British Prime Minister Boris Johnson has urged people to "behave responsibly" as pub gardens reopened and restaurants resumed outdoor dining in a major easing of England's coronavirus lockdown.
Shops deemed non-essential also reopened today, as do hairdressers, indoor gyms, swimming pools, nail salons and zoos.
However, the British Beer and Pub Association estimates that just 40% of licensed premises have the space to reopen for outdoor service.
The previous 10pm curfew rule and the requirement to order a substantial meal with a drink have been scrapped, but social distancing must be observed.
Social mixing indoors will also remain heavily restricted, with around two in five adults yet to receive their first dose of a Covid-19 vaccine and the vast majority yet to get both.
Mr Johnson urged caution during the "major step forward" as a scientist advising the government warned the rules must be followed to minimise a possible rebound in case numbers.
"I'm sure it will be a huge relief for those business owners who have been closed for so long, and for everyone else it's a chance to get back to doing some of the things we love and have missed," Mr Johnson said.
"I urge everyone to continue to behave responsibly and remember 'hands, face, space and fresh air' to suppress Covid as we push on with our vaccination programme."
At specialist hair and beauty salon Strand & Lock in the Custard Factory in the heart of Birmingham's creative quarter in Digbeth, staff welcomed their first customer in months.
Amy Smith - who had not been to a stylist since before the original lockdown last year - said she was "thrilled" to be back at a salon.
"It's great to be here, I've been going with this weird little top knot for a few months now," she said.
"I'm going to a go to a beer garden experience later, so it's going to be good."
The fanfare for the easing of restrictions has been muted by the national mourning for the Duke of Edinburgh.
Mr Johnson postponed his celebratory pint and government communications have been pared back to essential messages after Prince Philip's death on Friday at the age of 99.
Meanwhile, Wales will also enjoy renewed freedoms from today, with non-essential retail reopening and border restrictions eased to permit travel again with the rest of the UK and Ireland.
Remaining school pupils will return to face-to-face teaching in Wales and Northern Ireland, in moves being echoed in Scotland as pupils return from their Easter breaks.
The "stay at home" order in Northern Ireland has also ended as the number of people permitted to meet outdoors rises from six to 10.
Professor Peter Horby, chairman of the New and Emerging Respiratory Virus Threats Advisory Group (Nervtag), told Times Radio: "The watchword has got to be caution really.
"It's not clear exactly when or how big it will be, but there is, I think, inevitably going to be a bit of a rebound in the number of cases when things are relaxed."
He said the vaccination programme will minimise hospital admissions and deaths but warned it will not be completely effective.
"Now the extent of it really depends on how well we comply with the ongoing restrictions so we really have to take this step by step," he added.

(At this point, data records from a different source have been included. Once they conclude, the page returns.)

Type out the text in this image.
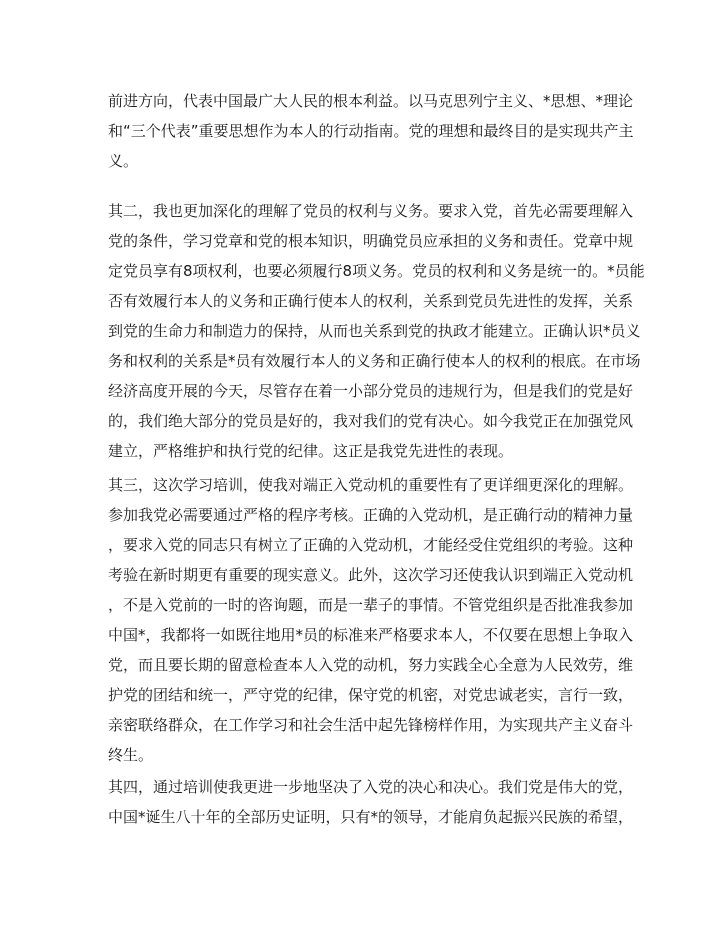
前进方向，代表中国最广大人民的根本利益。以马克思列宁主义、*思想、*理论
和“三个代表”重要思想作为本人的行动指南。党的理想和最终目的是实现共产主
义。
其二，我也更加深化的理解了党员的权利与义务。要求入党，首先必需要理解入
党的条件，学习党章和党的根本知识，明确党员应承担的义务和责任。党章中规
定党员享有8项权利，也要必须履行8项义务。党员的权利和义务是统一的。*员能
否有效履行本人的义务和正确行使本人的权利，关系到党员先进性的发挥，关系
到党的生命力和制造力的保持，从而也关系到党的执政才能建立。正确认识*员义
务和权利的关系是*员有效履行本人的义务和正确行使本人的权利的根底。在市场
经济高度开展的今天，尽管存在着一小部分党员的违规行为，但是我们的党是好
的，我们绝大部分的党员是好的，我对我们的党有决心。如今我党正在加强党风
建立，严格维护和执行党的纪律。这正是我党先进性的表现。
其三，这次学习培训，使我对端正入党动机的重要性有了更详细更深化的理解。
参加我党必需要通过严格的程序考核。正确的入党动机，是正确行动的精神力量
，要求入党的同志只有树立了正确的入党动机，才能经受住党组织的考验。这种
考验在新时期更有重要的现实意义。此外，这次学习还使我认识到端正入党动机
，不是入党前的一时的咨询题，而是一辈子的事情。不管党组织是否批准我参加
中国*，我都将一如既往地用*员的标准来严格要求本人，不仅要在思想上争取入
党，而且要长期的留意检查本人入党的动机，努力实践全心全意为人民效劳，维
护党的团结和统一，严守党的纪律，保守党的机密，对党忠诚老实，言行一致，
亲密联络群众，在工作学习和社会生活中起先锋榜样作用，为实现共产主义奋斗
终生。
其四，通过培训使我更进一步地坚决了入党的决心和决心。我们党是伟大的党，
中国*诞生八十年的全部历史证明，只有*的领导，才能肩负起振兴民族的希望，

"I think we can be joyful and enjoy the freedoms but we've still got to realise there's still a large number of people who've not been infected or vaccinated and so they will be at risk."
Domestic holidays can resume to an extent, with overnight stays permitted in self-contained accommodation, such as holiday lets and campsites where indoor facilities are not shared.
But these can only be used by members of the same household or support bubble.
International holidays remain banned until an unknown date, amid a row over the cost of testing.
People will not be allowed to visit each other's homes, with socialising indoors still prohibited outside support bubbles.
It will be the third in a series of easings since the third national lockdown was legally imposed in England on 6 January.
The next significant date is 17 May, when socialising indoors will be permitted under the "rule of six" - if Mr Johnson judges that the vaccination programme is safely breaking the link between infections and deaths.
After three months of full national lockdown, the government said yesterday that a further seven people had died in the UK within 28 days of a positive Covid-19 test. Another 1,730 lab-confirmed cases were also announced.
Around 61% of adults have received at least one dose of the vaccine, according to official figures suggesting that more than 32 million people have received a jab. More than 14% have had both doses.
Mr Johnson welcomed a "record-breaking day" for second doses after figures reported yesterday stated a rise of 475,230 jabs.